Paladin and Takeda Sign Licensing and Distribution Agreement for Fomepizole in Japan
Paladin Labs Inc. and Takeda Pharmaceutical Company Limited announced today that they have entered into a licensing and distribution agreement under which Paladin has granted Takeda an exclusive right to develop and commercialize fomepizole (marketed and distributed by Paladin under the trademark Antizol in Canada and the United States) for the treatment of ethylene glycol and methanol poisonings in Japan. Under the terms of the agreement, Paladin will receive from Takeda an undisclosed upfront payment for the product together with royalty payments based on fomepizole sales in Japan. Further financial terms of the agreement were not disclosed.
The ingestion of ethylene glycol or methanol is a medical emergency characterized by central nervous system depression, severe metabolic acidosis, renal failure and coma. Untreated ingestions can be lethal if left untreated or undiagnosed. In Japan, the annual prevalence of ethylene glycol and methanol poisonings is reported in excess of approximately two dozen cases.
Takeda will be solely responsible for the development and commercialization of fomepizole in Japan as part of the Ministry of Health, Labour and Welfare's initiative "Unapproved New Drugs and New Indications with High Medical Needs" held on April 27, 2010 to help promote the development of unapproved medications and treatments for indications that are not approved in Japan despite their being approved in Europe and the United States.

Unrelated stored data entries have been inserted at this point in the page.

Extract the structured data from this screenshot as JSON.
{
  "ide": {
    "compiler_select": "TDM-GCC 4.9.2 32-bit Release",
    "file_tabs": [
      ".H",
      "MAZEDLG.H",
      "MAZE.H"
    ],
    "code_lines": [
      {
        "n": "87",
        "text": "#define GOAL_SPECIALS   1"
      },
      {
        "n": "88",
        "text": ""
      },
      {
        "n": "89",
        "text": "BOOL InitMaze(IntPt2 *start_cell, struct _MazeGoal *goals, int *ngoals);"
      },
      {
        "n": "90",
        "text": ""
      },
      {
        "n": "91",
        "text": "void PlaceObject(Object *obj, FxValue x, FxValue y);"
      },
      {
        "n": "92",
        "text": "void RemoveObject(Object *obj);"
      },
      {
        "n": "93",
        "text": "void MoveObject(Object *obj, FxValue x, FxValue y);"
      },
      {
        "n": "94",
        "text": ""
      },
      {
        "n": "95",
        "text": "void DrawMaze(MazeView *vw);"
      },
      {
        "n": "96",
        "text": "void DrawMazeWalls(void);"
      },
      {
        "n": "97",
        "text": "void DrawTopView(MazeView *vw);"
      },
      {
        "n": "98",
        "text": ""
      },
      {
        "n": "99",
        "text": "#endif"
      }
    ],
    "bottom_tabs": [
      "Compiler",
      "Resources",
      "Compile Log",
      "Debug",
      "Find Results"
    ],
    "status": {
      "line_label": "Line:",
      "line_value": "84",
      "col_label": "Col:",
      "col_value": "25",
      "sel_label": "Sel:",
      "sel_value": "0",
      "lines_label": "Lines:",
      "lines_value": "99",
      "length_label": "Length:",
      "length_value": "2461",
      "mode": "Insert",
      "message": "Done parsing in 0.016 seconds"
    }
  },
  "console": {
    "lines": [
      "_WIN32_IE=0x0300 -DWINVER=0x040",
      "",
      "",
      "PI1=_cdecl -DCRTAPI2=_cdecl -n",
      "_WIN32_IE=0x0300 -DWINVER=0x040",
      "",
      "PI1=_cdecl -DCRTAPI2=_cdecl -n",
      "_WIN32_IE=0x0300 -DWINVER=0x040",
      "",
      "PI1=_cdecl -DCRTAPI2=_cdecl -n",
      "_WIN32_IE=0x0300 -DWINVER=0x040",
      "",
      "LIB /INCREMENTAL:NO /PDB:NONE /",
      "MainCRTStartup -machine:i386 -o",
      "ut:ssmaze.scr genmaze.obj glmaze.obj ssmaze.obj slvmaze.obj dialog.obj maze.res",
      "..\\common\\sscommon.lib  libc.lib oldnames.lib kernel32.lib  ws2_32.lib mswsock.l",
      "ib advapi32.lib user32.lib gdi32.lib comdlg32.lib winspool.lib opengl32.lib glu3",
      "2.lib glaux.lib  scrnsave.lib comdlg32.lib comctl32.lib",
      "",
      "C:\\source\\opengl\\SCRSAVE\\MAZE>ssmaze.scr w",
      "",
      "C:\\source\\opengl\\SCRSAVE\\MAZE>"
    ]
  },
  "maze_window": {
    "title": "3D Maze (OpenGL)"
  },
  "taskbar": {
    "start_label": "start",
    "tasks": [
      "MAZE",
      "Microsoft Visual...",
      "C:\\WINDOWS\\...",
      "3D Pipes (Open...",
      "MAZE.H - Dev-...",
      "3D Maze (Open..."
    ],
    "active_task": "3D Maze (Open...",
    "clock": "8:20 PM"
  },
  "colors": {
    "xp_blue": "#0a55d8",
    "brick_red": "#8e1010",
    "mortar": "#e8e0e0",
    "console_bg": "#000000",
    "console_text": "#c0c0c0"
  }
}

"Antizol serves a critical care need in the treatment of ethylene glycol and methanol poisoning," said Jonathan Ross Goodman, President and CEO of Paladin. "This product has proven its value in the marketplace in both Canada and the United States and is a truly innovative product. We believe that Antizol will fulfill a need not currently being met within the emergency treatment landscape in Japan."
"It is significant for a pharmaceutical company to make effective treatments commonly used outside Japan available for Japanese patients as early as possible," said Yasuchika Hasegawa, President and CEO of Takeda. "We will accelerate development of this drug, and will continue initiatives to reduce concerns of unapproved new drugs and new indications in Japan."